No, I'm not kidding.
Any music teacher that picks one pupil over another is picking the student that dedicated themselves, sacrificed things, and put in the most time on their instrument.
In other words, the amount of training time, not "talent", a pupil puts in is the only reason why a professor is able to see a pupil that is better than the other one and has a serious prospect of not only "becoming a decent musician", but potentially succeeding as a professional musician.
Do you honestly think the pupil practicing 1 hour a day would be as good as the pupil that practices 3 to 5 hours a day?


----------



## vincula

Yelling at her will destroy many things, her love for music not being the vital one at all. Serious issues will catch up with all of you, let alone your daughter. Any money you may save in private lessons now will vanish into the first two weeks of therapy -if you're lucky to be involved by then. You have been warned.

Regards,

Vincula


----------



## Michael122

We're overlooking something very important here.
That is: how much does the kid want it?
If the kid is only sitting on the bench because mommy is making her, then all is in vain and the opine in post #33 is potentially accurate.
But if the kid really, really, likes and enjoys practicing and performing an instrument, would rather do that than play with kids in the park, then mom's pressure is moot and the kid's probably ignoring her anyway.


----------



## Enthalpy

Michael122 said:


> [...] The amount of training time, not "talent", a pupil puts in is the only reason why a professor is able to see a pupil that is better than the other one and has a serious prospect of not only "becoming a decent musician", but potentially succeeding as a professional musician. [...]

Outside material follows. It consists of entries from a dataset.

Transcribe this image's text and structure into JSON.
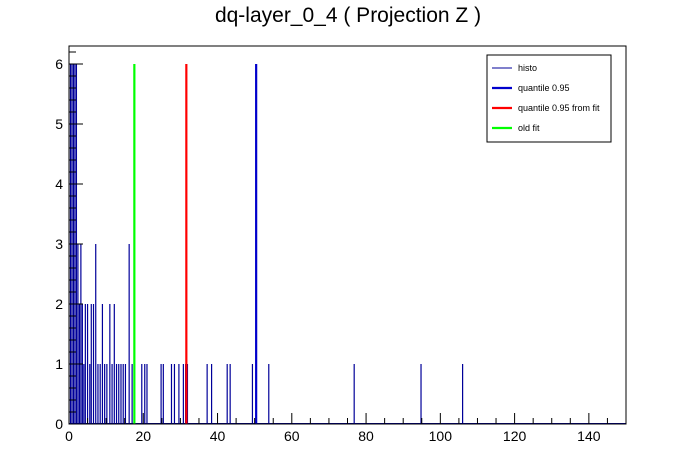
{
  "chart_data": {
    "type": "bar",
    "title": "dq-layer_0_4 ( Projection Z )",
    "xlabel": "",
    "ylabel": "",
    "xlim": [
      0,
      150
    ],
    "ylim": [
      0,
      6.3
    ],
    "x_ticks": [
      0,
      20,
      40,
      60,
      80,
      100,
      120,
      140
    ],
    "y_ticks": [
      0,
      1,
      2,
      3,
      4,
      5,
      6
    ],
    "grid": false,
    "legend_position": "top-right",
    "histogram": {
      "name": "histo",
      "color": "#000099",
      "bins": [
        {
          "x": 0.4,
          "y": 6
        },
        {
          "x": 0.8,
          "y": 6
        },
        {
          "x": 1.2,
          "y": 6
        },
        {
          "x": 1.6,
          "y": 6
        },
        {
          "x": 2.0,
          "y": 6
        },
        {
          "x": 2.4,
          "y": 3
        },
        {
          "x": 2.8,
          "y": 2
        },
        {
          "x": 3.2,
          "y": 3
        },
        {
          "x": 3.6,
          "y": 2
        },
        {
          "x": 4.0,
          "y": 1
        },
        {
          "x": 4.4,
          "y": 2
        },
        {
          "x": 5.0,
          "y": 2
        },
        {
          "x": 5.6,
          "y": 1
        },
        {
          "x": 6.0,
          "y": 2
        },
        {
          "x": 6.6,
          "y": 2
        },
        {
          "x": 7.2,
          "y": 3
        },
        {
          "x": 7.8,
          "y": 1
        },
        {
          "x": 8.4,
          "y": 1
        },
        {
          "x": 9.0,
          "y": 2
        },
        {
          "x": 9.6,
          "y": 1
        },
        {
          "x": 10.2,
          "y": 1
        },
        {
          "x": 11.0,
          "y": 2
        },
        {
          "x": 11.6,
          "y": 1
        },
        {
          "x": 12.2,
          "y": 2
        },
        {
          "x": 12.8,
          "y": 1
        },
        {
          "x": 13.4,
          "y": 1
        },
        {
          "x": 14.0,
          "y": 1
        },
        {
          "x": 14.6,
          "y": 1
        },
        {
          "x": 15.2,
          "y": 1
        },
        {
          "x": 16.2,
          "y": 3
        },
        {
          "x": 17.0,
          "y": 1
        },
        {
          "x": 19.6,
          "y": 1
        },
        {
          "x": 20.4,
          "y": 1
        },
        {
          "x": 21.0,
          "y": 1
        },
        {
          "x": 24.8,
          "y": 1
        },
        {
          "x": 25.4,
          "y": 1
        },
        {
          "x": 27.6,
          "y": 1
        },
        {
          "x": 28.4,
          "y": 1
        },
        {
          "x": 29.6,
          "y": 1
        },
        {
          "x": 30.8,
          "y": 1
        },
        {
          "x": 31.4,
          "y": 1
        },
        {
          "x": 31.9,
          "y": 1
        },
        {
          "x": 37.2,
          "y": 1
        },
        {
          "x": 38.4,
          "y": 1
        },
        {
          "x": 42.6,
          "y": 1
        },
        {
          "x": 43.4,
          "y": 1
        },
        {
          "x": 49.4,
          "y": 1
        },
        {
          "x": 53.8,
          "y": 1
        },
        {
          "x": 76.8,
          "y": 1
        },
        {
          "x": 94.8,
          "y": 1
        },
        {
          "x": 106.0,
          "y": 1
        }
      ]
    },
    "lines": [
      {
        "name": "quantile 0.95",
        "x": 50.4,
        "y": 6,
        "color": "#0000cc"
      },
      {
        "name": "quantile 0.95 from fit",
        "x": 31.6,
        "y": 6,
        "color": "#ff0000"
      },
      {
        "name": "old fit",
        "x": 17.6,
        "y": 6,
        "color": "#00ff00"
      }
    ]
  }
}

No, that's wrong. I didn't put any decent time (maybe 1/2h a week) in practising the violin, but even after 9 years learning, I played better than most other pupils who did practise, just because I was very gifted. This did not result from the effort. Something exists here, though no-one knows what it is, nor how to detect it other than by beginning to learn the instrument.

I didn't become a violinist because I hated playing the instrument (or rather, I hated the professor, who was a dictator) and because my passion was science and technology. I became an engineer instead, one of the few right decisions I made. So I stand firmly by my opinion, that coercing children is counter-productive.


----------



## SanAntone

Like2know said:


> My daughter is 7 yrs. old and started taking instrument lessons at the beginning of school last year at 6 yrs. old. My wife has a musical background and practices with her. My thought is that she should practice about 45-60 mins. My wife has her practicing on some days 3-4 hrs. In addition to that, she constantly yells at her when she makes mistakes. I think 3-4 hrs. of yelling is counterproductive. My daughter starts to cry and doesn't want to practice. I can't blame her. My questions are 1) How long should she be practicing at this age and 2) Should I be concerned about the yelling. Any thoughts would be appreciated.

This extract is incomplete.